What is so worrisome about this food fad, and the many others that pop up like mushrooms after a wet spell, is that they suggest we don’t have to rely on food for our daily nourishment or to compensate for some nutritional deficit such as lack of vitamin C or iron. The health food store, not healthy foods at the grocery store, is promoted as the path to nutritional wellness. I receive updates from several online newsletters describing the latest supplement entering the health food market. It is often astonishing to read about the promises made, without any evidence, for these products. One of many entering the market this past month includes bitter melon, cinnamon bark, fenugreek seed, olive leaf and artichoke leaf, holy basil herb and lycium fruit. These are presented in a liquid and supposedly will maintain normal blood sugar levels in people with normal blood sugar levels (italics are my own). Apparently the makers of this supplement never heard of insulin that our pancreas secrete (for free) when we eat carbohydrates. Another product also just now for sale is made from Siberian rhubarb roots and promises to help menopausal symptoms like hot flushes. The research supporting these claims and many others is often not real or reproducible, but how would a consumer know this? 

My friend with cancer believed that the bone broth she was drinking, even though her weight was melting off, was nourishing her. Unfortunately, she was getting none of the nutrients she needed. People may hesitate to seek medical advice or ignore it completely because they are convinced that the promises made by the supplements will be the answer to their medical problems. Supplements can interfere with drugs one is already taking. Given the number of supplements on the market, and the sometimes bizarre source of ingredients (who knew that rhubarb could be grown in Siberia?), physicians may not know whether the ingredients are dangerous. Plus the dose of a supplement may be entirely too high. For example, many doses of melatonin range from 3 mg to 10 mg; the dose established by clinical research puts the dose at 0.3-0.5 mg and the higher dose may dampen the body’s own melatonin production.

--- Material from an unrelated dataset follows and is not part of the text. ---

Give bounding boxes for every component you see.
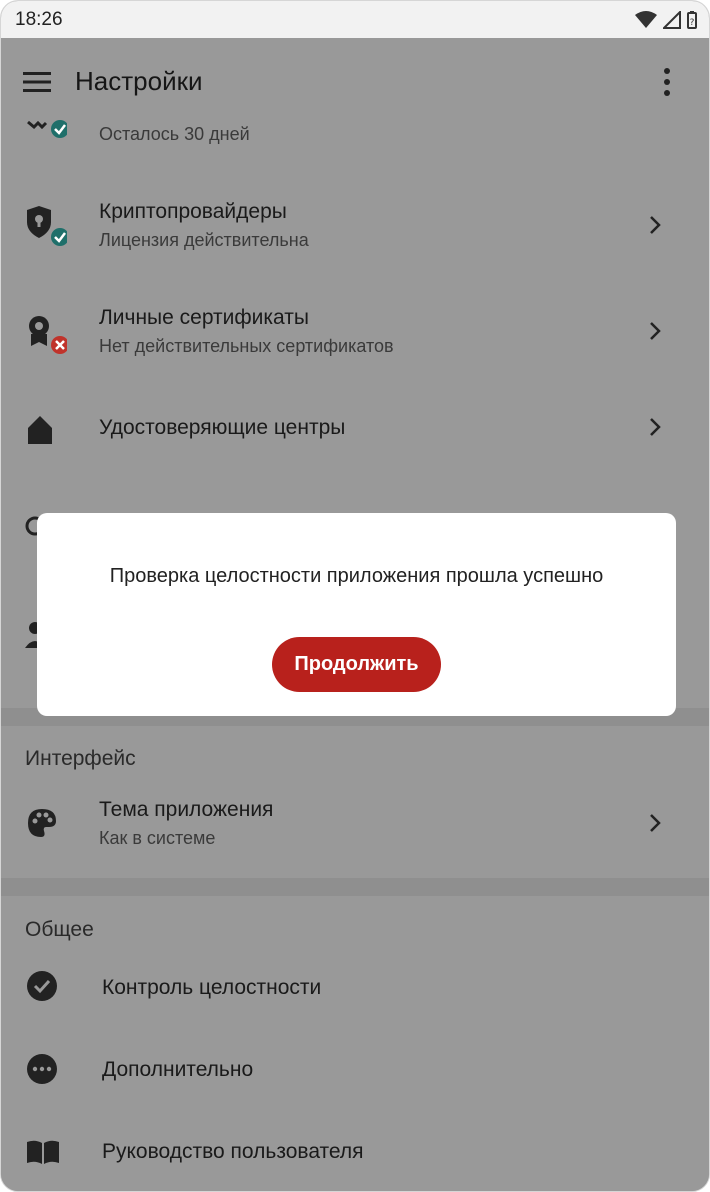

The FDA has information about the ingredients, function and side effects of many supplements, and it is worth spending time learning about a supplement that has been recommended or advertised before taking it. Some are critically important, such as those providing the vitamins and minerals an individual may not be able to obtain through food. My friend does take a vitamin-mineral supplement because she finds it too painful to eat many fruits and vegetables.

Our health is too important to be left to the sellers of health products. Checking out the scientific validity of a product may not be possible without the help of dieticians or others knowledgeable about the contents and claims of these products. But it is worth making the time to do so.